The Cyprus government extended on Wednesday by three months the mandate of the Investigation Committee set up to look into the near collapse of the banking sector and the economy of the country.
"The Council of Ministers decided to extend the mandate of the Investigation Committee", Deputy Government Spokesman Victoras Papadopoulos said in statements to the press, adding the work of the committee is extended by three months.
Noting that the three-member Committee should deliver its report today, Papadopoulos added that the Committee requested the extension citing heavy workload and the delays to its work due to the resignation of two of its members. Two Committee members, former Supreme Court judges, resigned the one citing health reasons and and the other conflict of interest, whereas a Committee staff member resigned disagreeing with the Committee investigation format.
Meanwhile testifying on Wednesday before the Committee, Head of the Finance Ministry`s Directorate for Budget and Fiscal Control Stavros Michael said the government increased public spending despite suggestions by the Ministry`s technocrats for the contrary.
Michael said his Directorate had acknowledged that unusually high revenues due to the housing bubble would not continue and submitted suggestions that public spending should be limited.
He noted that his Directorate submitted in 2008 proposals with a view to increase regular spending by 3% and development expenditure only by 6%, noting that by the time the budget law was submitted to the parliament regular expenditure doubled to 6% whereas development expenditure reached to 26.8% of the GDP.
"We should have been more restrained with regard to public spending as high revenues would not continue indefinitely," he said, adding that "economic theory says that when you have unusually high revenues you should not increase expenditure, whereas one-off revenues should be used for debt repayment."
Michael agreed with positions expressed in previous Committee hearings that Cyprus should have appealed for a bailout from May 2011 when it was excluded from international capital markets.
"From the minute you are unable to finance the state budget and the real economy, you should find alternative ways to avert a default.
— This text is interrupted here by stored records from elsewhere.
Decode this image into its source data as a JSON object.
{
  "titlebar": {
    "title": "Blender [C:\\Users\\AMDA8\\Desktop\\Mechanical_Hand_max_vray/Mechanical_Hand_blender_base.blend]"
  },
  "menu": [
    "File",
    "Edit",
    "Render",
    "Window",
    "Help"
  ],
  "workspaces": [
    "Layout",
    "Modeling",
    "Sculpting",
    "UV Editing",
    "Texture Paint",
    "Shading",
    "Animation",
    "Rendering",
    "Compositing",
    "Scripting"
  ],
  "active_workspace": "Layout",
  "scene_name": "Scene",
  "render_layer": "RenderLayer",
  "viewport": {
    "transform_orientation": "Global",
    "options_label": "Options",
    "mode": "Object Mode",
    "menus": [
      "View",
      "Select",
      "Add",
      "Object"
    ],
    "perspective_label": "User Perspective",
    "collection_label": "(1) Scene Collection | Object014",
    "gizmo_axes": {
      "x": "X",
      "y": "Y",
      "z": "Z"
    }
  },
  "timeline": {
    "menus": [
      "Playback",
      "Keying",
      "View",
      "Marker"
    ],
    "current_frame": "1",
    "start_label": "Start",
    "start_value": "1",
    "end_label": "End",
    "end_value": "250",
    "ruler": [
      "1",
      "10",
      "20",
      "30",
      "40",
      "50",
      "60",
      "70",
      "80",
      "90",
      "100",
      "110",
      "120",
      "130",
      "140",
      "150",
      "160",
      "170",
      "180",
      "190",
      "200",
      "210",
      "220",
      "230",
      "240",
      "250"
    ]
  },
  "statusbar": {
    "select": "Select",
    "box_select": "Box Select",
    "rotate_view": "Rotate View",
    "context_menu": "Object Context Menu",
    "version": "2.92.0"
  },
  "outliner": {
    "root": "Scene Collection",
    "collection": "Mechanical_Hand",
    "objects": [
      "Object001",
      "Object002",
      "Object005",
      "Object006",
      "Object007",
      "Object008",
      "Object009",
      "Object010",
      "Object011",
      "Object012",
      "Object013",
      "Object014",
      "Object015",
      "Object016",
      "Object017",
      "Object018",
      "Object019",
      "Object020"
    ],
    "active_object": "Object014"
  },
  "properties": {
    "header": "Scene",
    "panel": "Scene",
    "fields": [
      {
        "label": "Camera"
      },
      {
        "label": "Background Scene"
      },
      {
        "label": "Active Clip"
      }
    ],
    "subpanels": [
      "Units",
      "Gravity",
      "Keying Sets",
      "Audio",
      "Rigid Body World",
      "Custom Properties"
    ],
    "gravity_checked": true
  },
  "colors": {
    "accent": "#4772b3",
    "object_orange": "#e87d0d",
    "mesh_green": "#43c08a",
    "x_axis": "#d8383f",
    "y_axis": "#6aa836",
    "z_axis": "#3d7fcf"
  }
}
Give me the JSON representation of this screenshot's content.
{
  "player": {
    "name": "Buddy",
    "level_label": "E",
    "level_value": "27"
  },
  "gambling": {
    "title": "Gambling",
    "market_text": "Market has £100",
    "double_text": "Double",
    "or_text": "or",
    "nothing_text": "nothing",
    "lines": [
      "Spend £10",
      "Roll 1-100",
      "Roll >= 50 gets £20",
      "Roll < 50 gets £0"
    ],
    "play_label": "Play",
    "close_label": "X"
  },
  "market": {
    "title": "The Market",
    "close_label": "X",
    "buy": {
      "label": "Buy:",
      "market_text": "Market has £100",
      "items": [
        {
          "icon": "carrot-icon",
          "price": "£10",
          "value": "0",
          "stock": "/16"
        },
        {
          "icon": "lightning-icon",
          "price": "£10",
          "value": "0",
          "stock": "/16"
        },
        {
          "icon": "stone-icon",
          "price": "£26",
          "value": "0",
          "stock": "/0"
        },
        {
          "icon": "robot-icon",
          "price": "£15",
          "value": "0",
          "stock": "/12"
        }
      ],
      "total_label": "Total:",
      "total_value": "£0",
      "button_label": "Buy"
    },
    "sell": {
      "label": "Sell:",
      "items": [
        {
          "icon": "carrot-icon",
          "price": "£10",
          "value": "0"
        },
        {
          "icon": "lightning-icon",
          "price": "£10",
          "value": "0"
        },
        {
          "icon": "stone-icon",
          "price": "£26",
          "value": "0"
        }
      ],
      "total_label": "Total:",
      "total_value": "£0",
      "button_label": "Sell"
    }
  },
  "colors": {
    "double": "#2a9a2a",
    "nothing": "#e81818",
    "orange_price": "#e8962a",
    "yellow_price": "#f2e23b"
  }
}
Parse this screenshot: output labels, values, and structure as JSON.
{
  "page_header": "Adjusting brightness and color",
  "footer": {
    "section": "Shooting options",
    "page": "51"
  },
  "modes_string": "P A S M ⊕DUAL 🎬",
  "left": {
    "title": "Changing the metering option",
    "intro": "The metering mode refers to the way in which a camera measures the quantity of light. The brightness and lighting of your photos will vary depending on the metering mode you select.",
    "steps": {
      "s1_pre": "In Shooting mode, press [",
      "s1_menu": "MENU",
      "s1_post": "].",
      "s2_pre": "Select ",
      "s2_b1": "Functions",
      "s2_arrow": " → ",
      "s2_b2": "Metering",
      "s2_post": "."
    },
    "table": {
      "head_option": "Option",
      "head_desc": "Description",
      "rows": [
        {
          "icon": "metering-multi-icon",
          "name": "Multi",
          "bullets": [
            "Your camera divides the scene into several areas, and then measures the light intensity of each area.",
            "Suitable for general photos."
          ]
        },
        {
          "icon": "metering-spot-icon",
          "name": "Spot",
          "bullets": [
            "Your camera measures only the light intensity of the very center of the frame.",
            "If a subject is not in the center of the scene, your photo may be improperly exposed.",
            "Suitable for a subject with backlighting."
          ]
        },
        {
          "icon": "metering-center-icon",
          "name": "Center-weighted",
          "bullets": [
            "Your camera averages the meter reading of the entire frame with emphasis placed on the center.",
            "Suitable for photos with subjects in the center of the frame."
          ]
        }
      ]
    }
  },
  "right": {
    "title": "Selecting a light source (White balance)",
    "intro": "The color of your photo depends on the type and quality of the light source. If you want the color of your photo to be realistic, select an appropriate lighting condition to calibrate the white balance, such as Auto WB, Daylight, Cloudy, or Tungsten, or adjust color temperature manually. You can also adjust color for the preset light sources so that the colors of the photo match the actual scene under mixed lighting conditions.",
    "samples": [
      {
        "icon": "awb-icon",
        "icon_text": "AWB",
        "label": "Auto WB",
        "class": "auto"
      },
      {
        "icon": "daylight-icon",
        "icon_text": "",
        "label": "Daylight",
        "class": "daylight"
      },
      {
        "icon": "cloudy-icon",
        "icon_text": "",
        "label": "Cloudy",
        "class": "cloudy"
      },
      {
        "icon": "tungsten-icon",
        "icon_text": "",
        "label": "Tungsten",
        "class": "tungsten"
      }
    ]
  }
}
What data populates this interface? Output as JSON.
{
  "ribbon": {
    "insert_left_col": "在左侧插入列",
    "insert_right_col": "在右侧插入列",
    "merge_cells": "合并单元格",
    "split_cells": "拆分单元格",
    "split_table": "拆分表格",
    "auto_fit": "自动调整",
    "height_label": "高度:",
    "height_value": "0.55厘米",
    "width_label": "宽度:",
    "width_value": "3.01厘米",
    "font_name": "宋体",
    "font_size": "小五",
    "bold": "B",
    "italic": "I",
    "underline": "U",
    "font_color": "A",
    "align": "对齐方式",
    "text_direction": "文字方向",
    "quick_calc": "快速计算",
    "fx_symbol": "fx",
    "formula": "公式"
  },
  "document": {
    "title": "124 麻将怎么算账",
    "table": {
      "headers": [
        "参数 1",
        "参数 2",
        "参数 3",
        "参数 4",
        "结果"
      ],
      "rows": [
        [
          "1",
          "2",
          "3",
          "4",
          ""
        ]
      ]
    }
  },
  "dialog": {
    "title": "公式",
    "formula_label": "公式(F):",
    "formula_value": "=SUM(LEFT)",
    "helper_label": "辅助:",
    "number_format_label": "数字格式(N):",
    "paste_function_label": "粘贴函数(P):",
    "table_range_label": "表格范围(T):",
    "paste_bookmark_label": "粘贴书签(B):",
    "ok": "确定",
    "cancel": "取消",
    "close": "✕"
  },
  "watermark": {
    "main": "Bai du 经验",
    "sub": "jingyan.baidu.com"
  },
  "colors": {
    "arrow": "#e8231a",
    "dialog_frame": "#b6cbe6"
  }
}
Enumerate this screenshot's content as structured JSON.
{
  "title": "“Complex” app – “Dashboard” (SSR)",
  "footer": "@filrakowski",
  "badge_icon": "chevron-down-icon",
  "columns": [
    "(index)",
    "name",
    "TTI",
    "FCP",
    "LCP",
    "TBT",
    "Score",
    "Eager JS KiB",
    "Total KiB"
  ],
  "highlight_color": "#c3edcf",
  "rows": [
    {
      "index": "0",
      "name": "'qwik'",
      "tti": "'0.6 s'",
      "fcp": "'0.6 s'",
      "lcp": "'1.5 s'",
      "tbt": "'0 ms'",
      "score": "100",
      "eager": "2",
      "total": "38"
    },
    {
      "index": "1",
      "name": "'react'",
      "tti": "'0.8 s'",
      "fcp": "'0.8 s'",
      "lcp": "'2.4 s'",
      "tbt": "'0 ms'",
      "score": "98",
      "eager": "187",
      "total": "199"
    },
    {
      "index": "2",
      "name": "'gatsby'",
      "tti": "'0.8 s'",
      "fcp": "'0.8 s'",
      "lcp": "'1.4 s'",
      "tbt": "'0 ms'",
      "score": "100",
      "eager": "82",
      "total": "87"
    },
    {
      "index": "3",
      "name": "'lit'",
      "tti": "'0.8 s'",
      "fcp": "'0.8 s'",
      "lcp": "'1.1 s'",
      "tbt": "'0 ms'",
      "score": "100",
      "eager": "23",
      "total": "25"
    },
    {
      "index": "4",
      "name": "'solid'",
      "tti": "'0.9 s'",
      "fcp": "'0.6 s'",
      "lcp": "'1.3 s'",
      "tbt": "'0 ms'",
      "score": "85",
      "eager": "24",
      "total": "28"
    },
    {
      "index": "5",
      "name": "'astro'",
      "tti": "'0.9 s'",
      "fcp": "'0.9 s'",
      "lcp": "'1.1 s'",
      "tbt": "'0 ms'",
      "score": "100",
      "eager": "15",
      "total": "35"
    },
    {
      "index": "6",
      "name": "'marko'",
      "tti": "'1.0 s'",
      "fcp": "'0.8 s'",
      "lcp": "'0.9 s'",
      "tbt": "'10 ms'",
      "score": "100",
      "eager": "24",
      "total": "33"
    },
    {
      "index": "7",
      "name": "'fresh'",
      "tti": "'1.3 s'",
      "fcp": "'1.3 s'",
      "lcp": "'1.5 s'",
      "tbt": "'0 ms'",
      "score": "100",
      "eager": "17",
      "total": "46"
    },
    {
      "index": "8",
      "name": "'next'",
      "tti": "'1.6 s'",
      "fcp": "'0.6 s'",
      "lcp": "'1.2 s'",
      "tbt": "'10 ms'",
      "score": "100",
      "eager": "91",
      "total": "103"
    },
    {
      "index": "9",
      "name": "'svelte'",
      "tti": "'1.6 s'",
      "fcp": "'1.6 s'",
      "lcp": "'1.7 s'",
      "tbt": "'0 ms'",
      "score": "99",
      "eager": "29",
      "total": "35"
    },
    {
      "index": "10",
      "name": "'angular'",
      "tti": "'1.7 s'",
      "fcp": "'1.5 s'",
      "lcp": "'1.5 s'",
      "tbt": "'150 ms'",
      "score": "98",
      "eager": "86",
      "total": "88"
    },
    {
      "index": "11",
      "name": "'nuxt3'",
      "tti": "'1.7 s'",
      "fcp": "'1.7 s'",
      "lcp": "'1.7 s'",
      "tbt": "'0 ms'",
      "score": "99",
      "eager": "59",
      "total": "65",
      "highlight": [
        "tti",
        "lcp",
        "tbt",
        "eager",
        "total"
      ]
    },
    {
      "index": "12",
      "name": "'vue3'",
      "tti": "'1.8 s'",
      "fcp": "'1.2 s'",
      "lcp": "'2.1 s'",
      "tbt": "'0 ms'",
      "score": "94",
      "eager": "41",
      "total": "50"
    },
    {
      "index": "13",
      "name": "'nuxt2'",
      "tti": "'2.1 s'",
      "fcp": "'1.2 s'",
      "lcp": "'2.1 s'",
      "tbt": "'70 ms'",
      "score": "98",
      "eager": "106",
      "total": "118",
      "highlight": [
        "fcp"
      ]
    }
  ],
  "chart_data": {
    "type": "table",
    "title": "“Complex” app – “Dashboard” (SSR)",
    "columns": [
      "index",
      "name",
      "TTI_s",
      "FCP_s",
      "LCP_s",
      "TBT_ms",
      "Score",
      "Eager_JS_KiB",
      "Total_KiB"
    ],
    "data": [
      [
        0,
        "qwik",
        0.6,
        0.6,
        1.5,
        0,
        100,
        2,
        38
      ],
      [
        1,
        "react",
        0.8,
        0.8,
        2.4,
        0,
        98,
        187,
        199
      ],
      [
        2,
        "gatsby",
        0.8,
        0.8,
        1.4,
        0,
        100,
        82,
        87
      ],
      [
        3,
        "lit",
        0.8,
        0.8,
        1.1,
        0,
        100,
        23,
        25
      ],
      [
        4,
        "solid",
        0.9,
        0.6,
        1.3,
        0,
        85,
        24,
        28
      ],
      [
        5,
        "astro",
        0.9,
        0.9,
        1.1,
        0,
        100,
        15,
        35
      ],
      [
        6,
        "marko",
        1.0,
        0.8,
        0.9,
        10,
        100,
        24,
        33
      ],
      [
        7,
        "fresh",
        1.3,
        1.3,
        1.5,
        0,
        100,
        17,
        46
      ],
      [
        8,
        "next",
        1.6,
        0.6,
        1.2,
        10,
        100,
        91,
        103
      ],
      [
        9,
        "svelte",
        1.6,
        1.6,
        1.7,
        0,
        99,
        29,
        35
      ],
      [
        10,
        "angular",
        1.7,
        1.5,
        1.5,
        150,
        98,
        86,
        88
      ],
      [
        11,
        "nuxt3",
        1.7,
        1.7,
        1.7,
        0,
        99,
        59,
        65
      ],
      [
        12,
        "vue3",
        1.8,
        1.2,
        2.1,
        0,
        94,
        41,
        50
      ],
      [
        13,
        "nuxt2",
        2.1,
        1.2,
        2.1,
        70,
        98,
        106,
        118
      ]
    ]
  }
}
At the time, the EU bailout mechanism was the only alternative way available," he said, noting that if Cyprus requested a bailout earlier than June 2012 the measures taken "could possibly be more mild."
Excluded from capital markets since May 2011 Cyprus applied for a bailout in June 2012, after its two largest banks requested state aid following massive losses amounting to €4.5 billion as a result of the Greek sovereign debt haircut and to cover is growing fiscal needs.
Cyprus and the Troika of the European Commission, the European Central Bank and the International Monetary Fund agreed on March 25 on a €10 billion bailout which included imposing losses on bank uninsured deposits as well as fiscal consolidation measures amounting to 7.2% of GDP by 2016.